La chance a alors tourné et, dans dix mètres d’eau dans le secteur où Doug Davidge avait détecté (mais non localisé avec précision) un artefact vers le milieu des années 1990, nous avons détecté une cible importante de trois mètres de hauteur. Nous en avons noté exactement l’emplacement avec le GPS, sans approfondir la recherche puisque Doug devra y retourner en juillet avec une caméra télécommandée pour documenter la cible. On ne peut encore spéculer s’il s’agit du Goddard, mais la cible se trouve dans le bon secteur et a pu maintenant être localisée précisément avec le GPS.

La deuxième découverte de la journée a eu lieu à environ 200 mètres en aval du campement de Lower Laberge, sur la berge opposée du fleuve, où nous avons facilement repéré un petit jeu de moteurs, un essieu de roue à aubes, deux bras excentriques, une bielle de direction, une pompe à air (?) actionnée par la vapeur et un assemblage de soupapes, tous des mécanismes qu’on peut trouver sur un petit (15 à 20 m) bateau à roue arrière.
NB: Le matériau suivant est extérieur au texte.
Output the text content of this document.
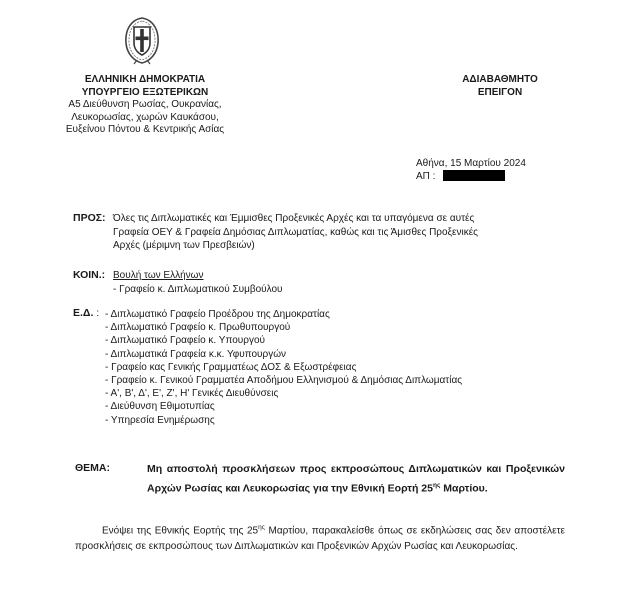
ΕΛΛΗΝΙΚΗ ΔΗΜΟΚΡΑΤΙΑ
ΥΠΟΥΡΓΕΙΟ ΕΞΩΤΕΡΙΚΩΝ
Α5 Διεύθυνση Ρωσίας, Ουκρανίας,
Λευκορωσίας, χωρών Καυκάσου,
Ευξείνου Πόντου & Κεντρικής Ασίας
ΑΔΙΑΒΑΘΜΗΤΟ
ΕΠΕΙΓΟΝ
Αθήνα, 15 Μαρτίου 2024
ΑΠ :
ΠΡΟΣ: Όλες τις Διπλωματικές και Έμμισθες Προξενικές Αρχές και τα υπαγόμενα σε αυτές
Γραφεία ΟΕΥ & Γραφεία Δημόσιας Διπλωματίας, καθώς και τις Άμισθες Προξενικές
Αρχές (μέριμνη των Πρεσβειών)
ΚΟΙΝ.: Βουλή των Ελλήνων
- Γραφείο κ. Διπλωματικού Συμβούλου
Ε.Δ. : - Διπλωματικό Γραφείο Προέδρου της Δημοκρατίας
- Διπλωματικό Γραφείο κ. Πρωθυπουργού
- Διπλωματικό Γραφείο κ. Υπουργού
- Διπλωματικά Γραφεία κ.κ. Υφυπουργών
- Γραφείο κας Γενικής Γραμματέως ΔΟΣ & Εξωστρέφειας
- Γραφείο κ. Γενικού Γραμματέα Αποδήμου Ελληνισμού & Δημόσιας Διπλωματίας
- Α', Β', Δ', Ε', Ζ', Η' Γενικές Διευθύνσεις
- Διεύθυνση Εθιμοτυπίας
- Υπηρεσία Ενημέρωσης
ΘΕΜΑ:	Μη αποστολή προσκλήσεων προς εκπροσώπους Διπλωματικών και Προξενικών Αρχών Ρωσίας και Λευκορωσίας για την Εθνική Εορτή $25^{\eta\varsigma}$ Μαρτίου.
Ενόψει της Εθνικής Εορτής της $25^{\eta\varsigma}$ Μαρτίου, παρακαλείσθε όπως σε εκδηλώσεις σας δεν αποστέλετε προσκλήσεις σε εκπροσώπους των Διπλωματικών και Προξενικών Αρχών Ρωσίας και Λευκορωσίας.
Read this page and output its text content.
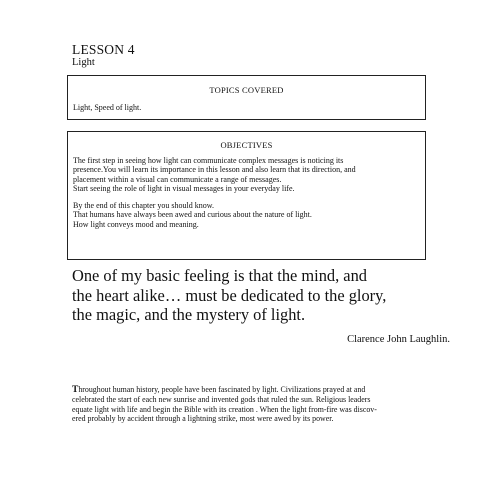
LESSON 4
Light
TOPICS COVERED
Light, Speed of light.
OBJECTIVES
The first step in seeing how light can communicate complex messages is noticing its
presence.You will learn its importance in this lesson and also learn that its direction, and
placement within a visual can communicate a range of messages.
Start seeing the role of light in visual messages in your everyday life.
By the end of this chapter you should know.
That humans have always been awed and curious about the nature of light.
How light conveys mood and meaning.
One of my basic feeling is that the mind, and
the heart alike… must be dedicated to the glory,
the magic, and the mystery of light.
Clarence John Laughlin.
Throughout human history, people have been fascinated by light. Civilizations prayed at and
celebrated the start of each new sunrise and invented gods that ruled the sun. Religious leaders
equate light with life and begin the Bible with its creation . When the light from-fire was discov-
ered probably by accident through a lightning strike, most were awed by its power.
Nous n’avons vu aucun vestige de la superstructure, de la coque ou de la chaudière, et la présence de nombreux chevillages disséminés sur une vaste étendue pourrait laisser croire que le bateau a peut-être brûlé complètement à marée basse à cet endroit. Cette théorie est cependant infirmée par l’absence de morceaux de bois carbonisés.

Sur le plan des mesures, nous avons observé des cylindres à basse pression à alésage de 23 cm et course de 130 cm, ainsi que des cylindres à haute pression à alésage de 17 cm et course de 115 cm. L’essieu de la roue à aubes a 437 cm de longueur, avec trois brides en fonte à manchons. Les brides ont 77 cm de diamètre et sont espacées de 145 cm. Le diamètre de l’essieu est de 12 cm. Deux bras excentriques sont situés à chaque extrémité de l’essieu. Les manchons des bras ont 12 cm sur 5 cm.
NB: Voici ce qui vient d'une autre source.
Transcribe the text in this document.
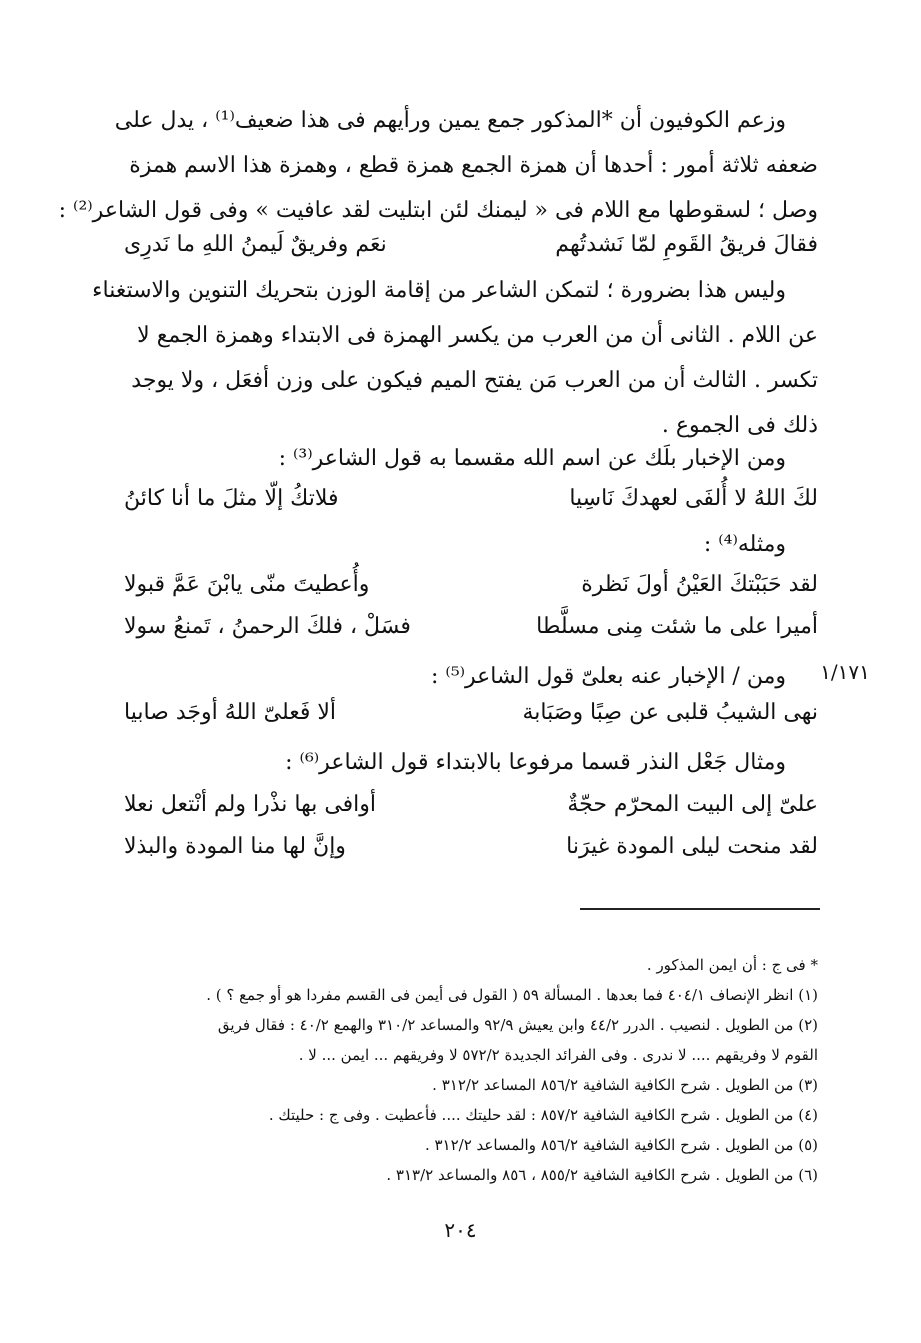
وزعم الكوفيون أن *المذكور جمع يمين ورأيهم فى هذا ضعيف⁽¹⁾ ، يدل على
ضعفه ثلاثة أمور : أحدها أن همزة الجمع همزة قطع ، وهمزة هذا الاسم همزة
وصل ؛ لسقوطها مع اللام فى « ليمنك لئن ابتليت لقد عافيت » وفى قول الشاعر⁽²⁾ :
فقالَ فريقُ القَومِ لمّا نَشدتُهم
نعَم وفريقٌ لَيمنُ اللهِ ما نَدرِى
وليس هذا بضرورة ؛ لتمكن الشاعر من إقامة الوزن بتحريك التنوين والاستغناء
عن اللام . الثانى أن من العرب من يكسر الهمزة فى الابتداء وهمزة الجمع لا
تكسر . الثالث أن من العرب مَن يفتح الميم فيكون على وزن أفعَل ، ولا يوجد
ذلك فى الجموع .
ومن الإخبار بلَك عن اسم الله مقسما به قول الشاعر⁽³⁾ :
لكَ اللهُ لا أُلفَى لعهدكَ نَاسِيا
فلاتكُ إلّا مثلَ ما أنا كائنُ
ومثله⁽⁴⁾ :
لقد حَبَبْتكَ العَيْنُ أولَ نَظرة
وأُعطيتَ منّى يابْنَ عَمَّ قبولا
أميرا على ما شئت مِنى مسلَّطا
فسَلْ ، فلكَ الرحمنُ ، تَمنعُ سولا
ومن / الإخبار عنه بعلىّ قول الشاعر⁽⁵⁾ :	١/١٧١
نهى الشيبُ قلبى عن صِبًا وصَبَابة
ألا فَعلىّ اللهُ أوجَد صابيا
ومثال جَعْل النذر قسما مرفوعا بالابتداء قول الشاعر⁽⁶⁾ :
علىّ إلى البيت المحرّم حجّةٌ
أوافى بها نذْرا ولم أنْتعل نعلا
لقد منحت ليلى المودة غيرَنا
وإنَّ لها منا المودة والبذلا
* فى ج : أن ايمن المذكور .
(١) انظر الإنصاف ٤٠٤/١ فما بعدها . المسألة ٥٩ ( القول فى أيمن فى القسم مفردا هو أو جمع ؟ ) .
(٢) من الطويل . لنصيب . الدرر ٤٤/٢ وابن يعيش ٩٢/٩ والمساعد ٣١٠/٢ والهمع ٤٠/٢ : فقال فريق
القوم لا وفريقهم .... لا ندرى . وفى الفرائد الجديدة ٥٧٢/٢ لا وفريقهم ... ايمن ... لا .
(٣) من الطويل . شرح الكافية الشافية ٨٥٦/٢ المساعد ٣١٢/٢ .
(٤) من الطويل . شرح الكافية الشافية ٨٥٧/٢ : لقد حليتك .... فأعطيت . وفى ج : حليتك .
(٥) من الطويل . شرح الكافية الشافية ٨٥٦/٢ والمساعد ٣١٢/٢ .
(٦) من الطويل . شرح الكافية الشافية ٨٥٥/٢ ، ٨٥٦ والمساعد ٣١٣/٢ .
٢٠٤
Il s’agit d’un nouveau site, pour lequel on remplira un formulaire d’inventaire de site.

Nous avons ensuite descendu le fleuve pour dresser notre premier campement sur une île au US Bend.

Étrave du Julia B. à West Dawson, 9 juin 2008.
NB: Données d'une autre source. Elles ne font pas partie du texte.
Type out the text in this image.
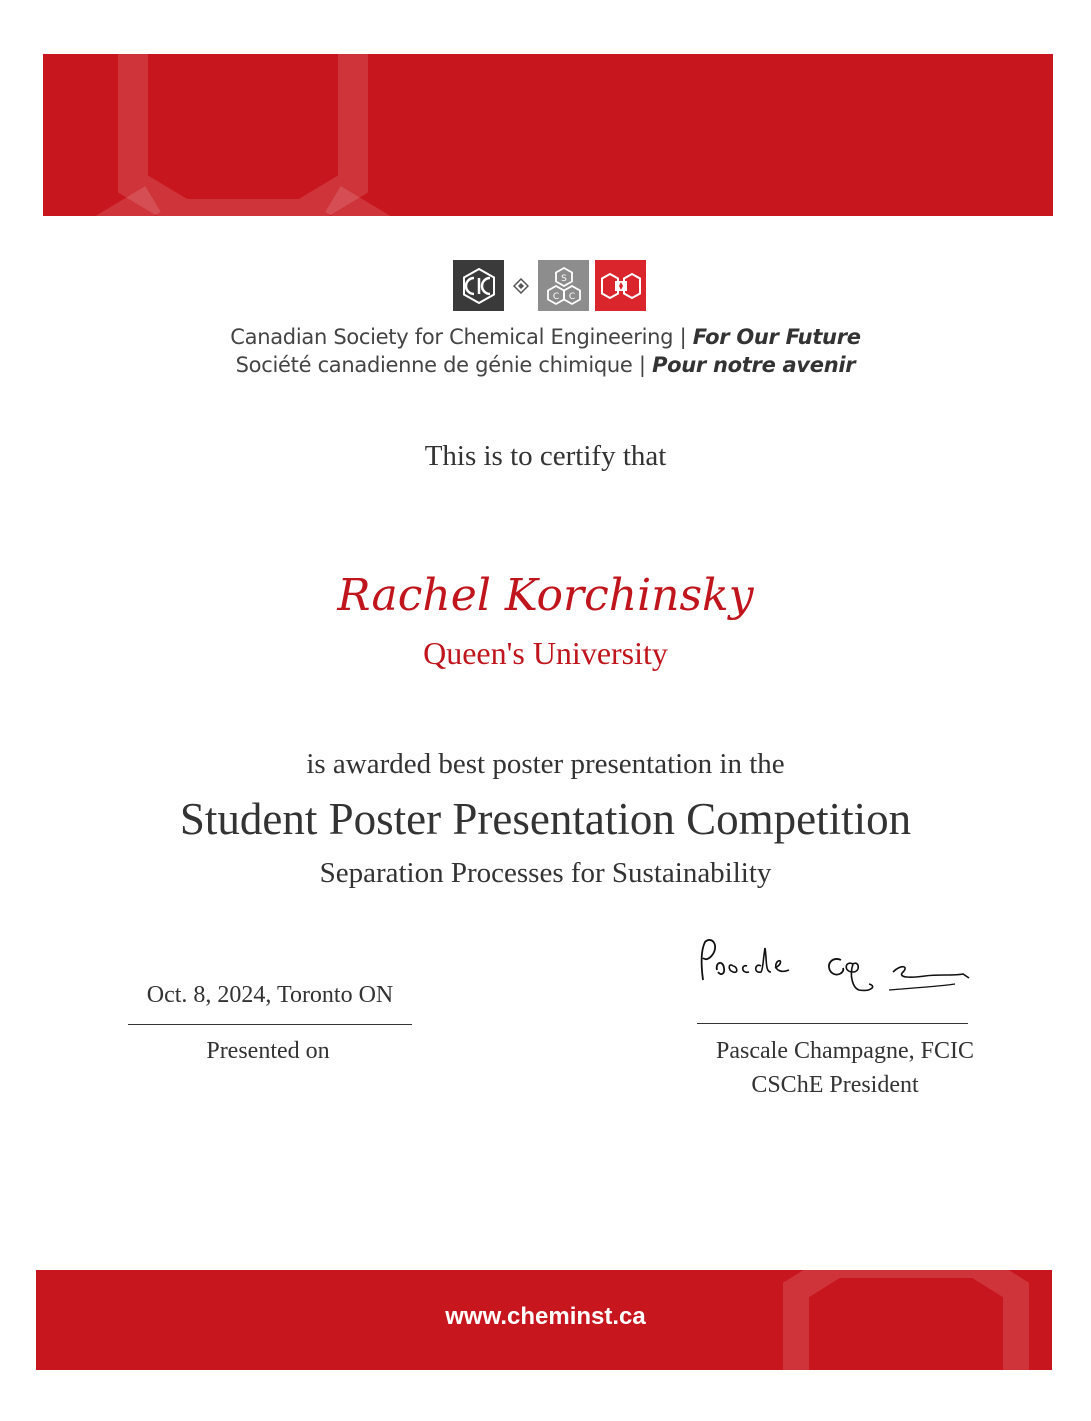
S
C C
Canadian Society for Chemical Engineering | For Our Future
Société canadienne de génie chimique | Pour notre avenir
This is to certify that
Rachel Korchinsky
Queen's University
is awarded best poster presentation in the
Student Poster Presentation Competition
Separation Processes for Sustainability
Oct. 8, 2024, Toronto ON
Presented on	Pascale Champagne, FCIC
CSChE President
www.cheminst.ca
3 juin  : À partir du campement, nous avons descendu le fleuve sur 1,3 km jusqu’à un endroit où les collines environnantes correspondaient à une photographie historique prise peu après le naufrage du James Domville en 1899. Là aussi, la chance nous a souri. À moins de 15 m de la plage où Doug Davidge nous a fait débarquer, nous avons trouvé des crampons, des broches d’assemblage et d’autres chevillages caractéristiques d’une coque de bateau à roue. Une exploration des bois au-delà de la laisse de marée haute a permis de trouver de petites membrures et des planches de superstructure à rainure et languette.

Après avoir enfilé leurs combinaisons étanches, Atkinson, Pollack et Davidge ont effectué treize plongées dérivantes dans les eaux rapides et profondes d’un mètre, juste au large du champ de débris métalliques. Ils y ont trouvé des planches et des membrures de coque, une pièce de bois provenant d’un cylindre et des bouts de tuyauterie à vapeur partiellement enfouis dans les galets. Il était difficile de faire du surplace en raison de la force du courant (10 km/h), mais nous avons appris à nous agripper à des tuyaux et à des boulons de moteur pour demeurer en place quelques minutes. Le courant était trop rapide pour permettre la réalisation d’un relevé par les techniques classiques. Nous avons constaté qu’il ne restait aucun vestige important de mécanisme, de superstructure ou de poutre de pont; il semble que la coque inférieure et la poupe soient les seuls vestiges du James Domville. L’étrave est sur la berge à marée basse et enfouie, tandis que la poupe est inclinée vers l’aval à un angle de 50 degrés. Le côté bâbord (amont) des membrures émerge tout juste du gravier, tandis que la poutre de machine et certains tuyaux dépassent de 40 cm ou plus le fond du fleuve. L’arcasse reposerait à 1,5 m. En aval de l’épave, d’autres tuyaux à vapeur se sont déposés dans une fosse (> 3 m).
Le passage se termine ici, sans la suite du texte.